Я ничего не имела против его приобретения, но мне совсем не нравились свои потери. В конце концов, почему я должна терять что-то только потому, что нужно вытаскивать Монтана? К тому же он уже достаточно вырос, пора пускаться в самостоятельное плавание.
Еще меньше мне нравилась реакция его поклонниц, стоило нам появиться где-то вместе. Сейчас я спокойно отношусь к женскому фырчанию, которое слышится, когда видят нас с тобой, я уже в том возрасте, когда мне на завистниц наплевать. А тогда я была еще молода и достаточно привлекательна, хотя и очень мала ростом. Не красавица, конечно, но уродиной себя не считала и знала себе цену как женщина.

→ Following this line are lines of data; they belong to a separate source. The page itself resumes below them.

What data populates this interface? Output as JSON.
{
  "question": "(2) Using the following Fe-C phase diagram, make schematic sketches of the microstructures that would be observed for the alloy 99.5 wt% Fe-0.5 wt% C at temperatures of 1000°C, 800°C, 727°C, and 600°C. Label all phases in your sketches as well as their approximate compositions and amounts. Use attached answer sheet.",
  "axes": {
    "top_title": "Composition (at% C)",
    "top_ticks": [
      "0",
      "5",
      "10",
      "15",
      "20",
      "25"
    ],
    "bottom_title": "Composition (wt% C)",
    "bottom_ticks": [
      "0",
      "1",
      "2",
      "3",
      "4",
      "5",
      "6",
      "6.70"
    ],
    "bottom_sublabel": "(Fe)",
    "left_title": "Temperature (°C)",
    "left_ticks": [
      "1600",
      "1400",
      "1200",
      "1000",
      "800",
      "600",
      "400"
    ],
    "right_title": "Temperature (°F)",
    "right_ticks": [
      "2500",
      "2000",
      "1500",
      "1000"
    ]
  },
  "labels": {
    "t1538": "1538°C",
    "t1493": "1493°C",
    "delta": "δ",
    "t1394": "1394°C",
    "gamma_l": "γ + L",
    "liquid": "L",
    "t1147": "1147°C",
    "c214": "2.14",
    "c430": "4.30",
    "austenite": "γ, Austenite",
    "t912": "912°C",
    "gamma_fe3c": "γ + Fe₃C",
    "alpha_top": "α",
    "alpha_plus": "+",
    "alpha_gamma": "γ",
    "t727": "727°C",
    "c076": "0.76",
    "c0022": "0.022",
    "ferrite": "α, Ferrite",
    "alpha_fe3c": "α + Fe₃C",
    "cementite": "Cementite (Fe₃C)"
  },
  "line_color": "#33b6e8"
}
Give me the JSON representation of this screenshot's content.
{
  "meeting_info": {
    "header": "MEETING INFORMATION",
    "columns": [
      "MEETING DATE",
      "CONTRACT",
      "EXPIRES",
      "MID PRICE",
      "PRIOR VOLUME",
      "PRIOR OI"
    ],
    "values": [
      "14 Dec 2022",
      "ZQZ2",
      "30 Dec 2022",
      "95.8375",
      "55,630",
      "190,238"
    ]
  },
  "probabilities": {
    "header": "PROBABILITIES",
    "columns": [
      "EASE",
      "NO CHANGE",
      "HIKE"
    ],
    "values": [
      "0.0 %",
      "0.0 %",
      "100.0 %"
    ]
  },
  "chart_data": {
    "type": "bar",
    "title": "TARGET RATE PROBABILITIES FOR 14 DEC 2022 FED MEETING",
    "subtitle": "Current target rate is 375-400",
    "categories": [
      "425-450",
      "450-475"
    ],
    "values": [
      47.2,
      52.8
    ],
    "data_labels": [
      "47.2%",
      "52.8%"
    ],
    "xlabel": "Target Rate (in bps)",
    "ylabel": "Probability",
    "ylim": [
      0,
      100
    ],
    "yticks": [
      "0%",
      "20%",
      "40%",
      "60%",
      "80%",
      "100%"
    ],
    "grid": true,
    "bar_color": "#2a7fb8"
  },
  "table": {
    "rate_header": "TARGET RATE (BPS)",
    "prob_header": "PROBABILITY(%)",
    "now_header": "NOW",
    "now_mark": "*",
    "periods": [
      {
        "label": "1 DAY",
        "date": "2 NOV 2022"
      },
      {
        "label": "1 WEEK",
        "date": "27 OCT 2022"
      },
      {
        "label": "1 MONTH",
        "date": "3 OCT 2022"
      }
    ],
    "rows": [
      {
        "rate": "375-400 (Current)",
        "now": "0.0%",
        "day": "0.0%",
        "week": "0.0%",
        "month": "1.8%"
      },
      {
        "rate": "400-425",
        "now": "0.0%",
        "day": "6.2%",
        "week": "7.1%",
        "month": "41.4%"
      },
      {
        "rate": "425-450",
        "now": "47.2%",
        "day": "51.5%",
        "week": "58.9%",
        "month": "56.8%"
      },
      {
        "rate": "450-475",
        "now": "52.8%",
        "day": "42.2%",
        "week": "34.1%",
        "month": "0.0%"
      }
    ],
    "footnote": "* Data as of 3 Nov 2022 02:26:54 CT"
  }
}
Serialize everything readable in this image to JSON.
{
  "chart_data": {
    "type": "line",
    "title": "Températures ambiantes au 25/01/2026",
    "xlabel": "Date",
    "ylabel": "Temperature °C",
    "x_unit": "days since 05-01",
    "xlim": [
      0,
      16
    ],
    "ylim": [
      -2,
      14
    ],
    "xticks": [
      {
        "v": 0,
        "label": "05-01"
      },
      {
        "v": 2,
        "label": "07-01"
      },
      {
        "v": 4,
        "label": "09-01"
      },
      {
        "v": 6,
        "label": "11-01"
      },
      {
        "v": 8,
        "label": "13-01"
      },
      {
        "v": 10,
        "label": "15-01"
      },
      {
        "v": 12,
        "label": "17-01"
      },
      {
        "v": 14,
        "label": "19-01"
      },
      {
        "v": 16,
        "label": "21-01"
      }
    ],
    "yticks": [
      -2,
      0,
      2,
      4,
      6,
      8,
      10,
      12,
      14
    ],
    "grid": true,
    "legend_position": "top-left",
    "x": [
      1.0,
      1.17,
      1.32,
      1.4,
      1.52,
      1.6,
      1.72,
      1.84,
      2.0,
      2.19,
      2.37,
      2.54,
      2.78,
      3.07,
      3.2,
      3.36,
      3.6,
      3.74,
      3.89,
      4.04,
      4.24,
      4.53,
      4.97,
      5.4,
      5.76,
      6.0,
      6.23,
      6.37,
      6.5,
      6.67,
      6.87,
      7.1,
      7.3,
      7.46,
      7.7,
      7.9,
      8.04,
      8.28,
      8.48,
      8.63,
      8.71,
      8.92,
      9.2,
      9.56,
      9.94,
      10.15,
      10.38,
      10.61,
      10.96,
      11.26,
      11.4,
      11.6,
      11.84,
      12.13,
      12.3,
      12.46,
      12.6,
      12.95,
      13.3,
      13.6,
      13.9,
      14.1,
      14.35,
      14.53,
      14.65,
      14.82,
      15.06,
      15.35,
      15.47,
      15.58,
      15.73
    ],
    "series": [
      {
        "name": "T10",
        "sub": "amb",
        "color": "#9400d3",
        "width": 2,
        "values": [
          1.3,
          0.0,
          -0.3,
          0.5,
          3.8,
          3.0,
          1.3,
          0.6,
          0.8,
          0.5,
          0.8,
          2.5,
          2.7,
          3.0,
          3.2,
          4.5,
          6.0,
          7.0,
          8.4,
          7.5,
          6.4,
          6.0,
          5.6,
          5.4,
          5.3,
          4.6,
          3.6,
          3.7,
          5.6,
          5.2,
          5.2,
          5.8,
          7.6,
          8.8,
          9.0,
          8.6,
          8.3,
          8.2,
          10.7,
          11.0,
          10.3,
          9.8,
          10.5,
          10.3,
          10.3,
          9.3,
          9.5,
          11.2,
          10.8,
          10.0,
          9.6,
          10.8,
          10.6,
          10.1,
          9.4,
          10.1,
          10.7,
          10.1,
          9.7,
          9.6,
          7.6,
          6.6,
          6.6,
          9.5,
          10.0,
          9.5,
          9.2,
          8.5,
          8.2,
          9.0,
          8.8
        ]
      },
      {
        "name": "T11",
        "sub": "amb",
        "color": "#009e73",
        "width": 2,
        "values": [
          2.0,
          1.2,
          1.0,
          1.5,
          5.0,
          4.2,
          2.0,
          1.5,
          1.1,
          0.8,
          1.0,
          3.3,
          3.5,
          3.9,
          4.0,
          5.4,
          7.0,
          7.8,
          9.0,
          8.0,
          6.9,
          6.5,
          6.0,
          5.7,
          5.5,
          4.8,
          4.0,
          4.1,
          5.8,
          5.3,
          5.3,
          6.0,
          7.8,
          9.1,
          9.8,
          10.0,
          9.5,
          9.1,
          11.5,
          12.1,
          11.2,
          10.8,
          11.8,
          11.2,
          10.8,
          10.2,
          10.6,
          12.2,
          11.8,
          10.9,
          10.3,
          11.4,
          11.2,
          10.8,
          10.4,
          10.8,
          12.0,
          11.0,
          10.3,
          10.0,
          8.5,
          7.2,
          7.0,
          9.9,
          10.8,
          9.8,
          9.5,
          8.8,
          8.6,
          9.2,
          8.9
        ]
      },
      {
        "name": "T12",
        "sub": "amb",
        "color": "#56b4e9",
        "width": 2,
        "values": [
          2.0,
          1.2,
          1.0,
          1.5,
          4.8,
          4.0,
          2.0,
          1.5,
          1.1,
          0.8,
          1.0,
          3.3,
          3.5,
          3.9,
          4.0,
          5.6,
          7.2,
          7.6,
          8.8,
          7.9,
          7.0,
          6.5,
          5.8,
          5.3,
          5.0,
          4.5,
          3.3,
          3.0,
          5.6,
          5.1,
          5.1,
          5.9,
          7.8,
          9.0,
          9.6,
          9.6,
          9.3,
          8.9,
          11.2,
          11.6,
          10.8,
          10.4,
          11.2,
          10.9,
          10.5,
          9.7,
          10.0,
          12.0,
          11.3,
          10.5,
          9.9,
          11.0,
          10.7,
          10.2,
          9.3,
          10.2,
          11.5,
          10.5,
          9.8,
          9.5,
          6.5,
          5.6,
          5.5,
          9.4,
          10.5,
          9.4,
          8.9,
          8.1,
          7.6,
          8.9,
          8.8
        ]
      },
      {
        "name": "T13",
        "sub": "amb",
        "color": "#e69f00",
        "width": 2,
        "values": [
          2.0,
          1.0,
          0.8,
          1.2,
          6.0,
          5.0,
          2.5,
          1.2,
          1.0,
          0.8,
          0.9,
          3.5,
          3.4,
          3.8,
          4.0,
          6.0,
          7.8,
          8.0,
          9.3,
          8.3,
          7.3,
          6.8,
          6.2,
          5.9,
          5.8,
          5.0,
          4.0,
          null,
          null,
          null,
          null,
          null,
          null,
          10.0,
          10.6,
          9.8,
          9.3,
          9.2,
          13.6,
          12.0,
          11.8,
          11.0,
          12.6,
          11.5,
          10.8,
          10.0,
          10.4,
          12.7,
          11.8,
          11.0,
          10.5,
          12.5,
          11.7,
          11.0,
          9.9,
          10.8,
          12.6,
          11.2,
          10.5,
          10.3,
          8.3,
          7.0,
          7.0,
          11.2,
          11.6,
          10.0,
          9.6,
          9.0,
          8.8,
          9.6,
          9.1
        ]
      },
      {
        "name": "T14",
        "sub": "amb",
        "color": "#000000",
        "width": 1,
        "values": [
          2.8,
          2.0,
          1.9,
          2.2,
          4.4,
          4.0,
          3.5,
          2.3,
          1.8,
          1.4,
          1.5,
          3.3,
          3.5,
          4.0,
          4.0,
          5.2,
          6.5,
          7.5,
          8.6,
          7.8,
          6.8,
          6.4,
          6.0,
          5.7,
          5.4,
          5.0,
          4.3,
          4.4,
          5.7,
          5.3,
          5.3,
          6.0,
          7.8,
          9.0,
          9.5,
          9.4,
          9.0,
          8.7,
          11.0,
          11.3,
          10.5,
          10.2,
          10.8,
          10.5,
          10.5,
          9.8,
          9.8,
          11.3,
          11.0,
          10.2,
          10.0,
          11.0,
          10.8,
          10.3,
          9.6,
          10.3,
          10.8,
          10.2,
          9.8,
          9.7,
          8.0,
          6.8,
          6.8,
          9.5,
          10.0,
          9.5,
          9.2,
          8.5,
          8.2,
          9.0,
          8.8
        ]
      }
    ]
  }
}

Ив Монтан высокий, красивый молодой человек, которому достаточно просто улыбнуться, чтобы все красавицы вокруг были у его ног. А тут вдруг им мешала какая-то низкорослая тетка, пусть и очень известная певица.
Ив не глуп и понял, что мы друг дружке стали мешать, я приняла решение попробовать выступать с группой «Друзья песни», я тебе расскажу об этих забавных девяти мальчишках, а Монтан подался в кино. Мы разъехались в разные стороны – я на гастроли со своими мальчишками, а Ив на съемки. Когда вернулись, я категорически запретила пускать к себе Ива, решив порвать одним махом, чтобы не оставлять себе пути к отступлению. Лучше разрывать отношения с мужчиной самой и раньше, чем он к тебе охладеет. Еще не стоит ждать, когда охладеешь сама, любовь не то блюдо, которое хорошо в остывшем виде.
Для Монтана это был удар, бедный мальчик не мог понять, в чем провинился, ему казалось, что я буду ждать его, как верная Пенелопа Одиссея, и принимать в объятья через много лет. Нет, я больше не могла ничего дать этому мужчине, пусть и очень красивому, ни как любовнику, ни как певцу, а потому следовало порвать с ним скорее.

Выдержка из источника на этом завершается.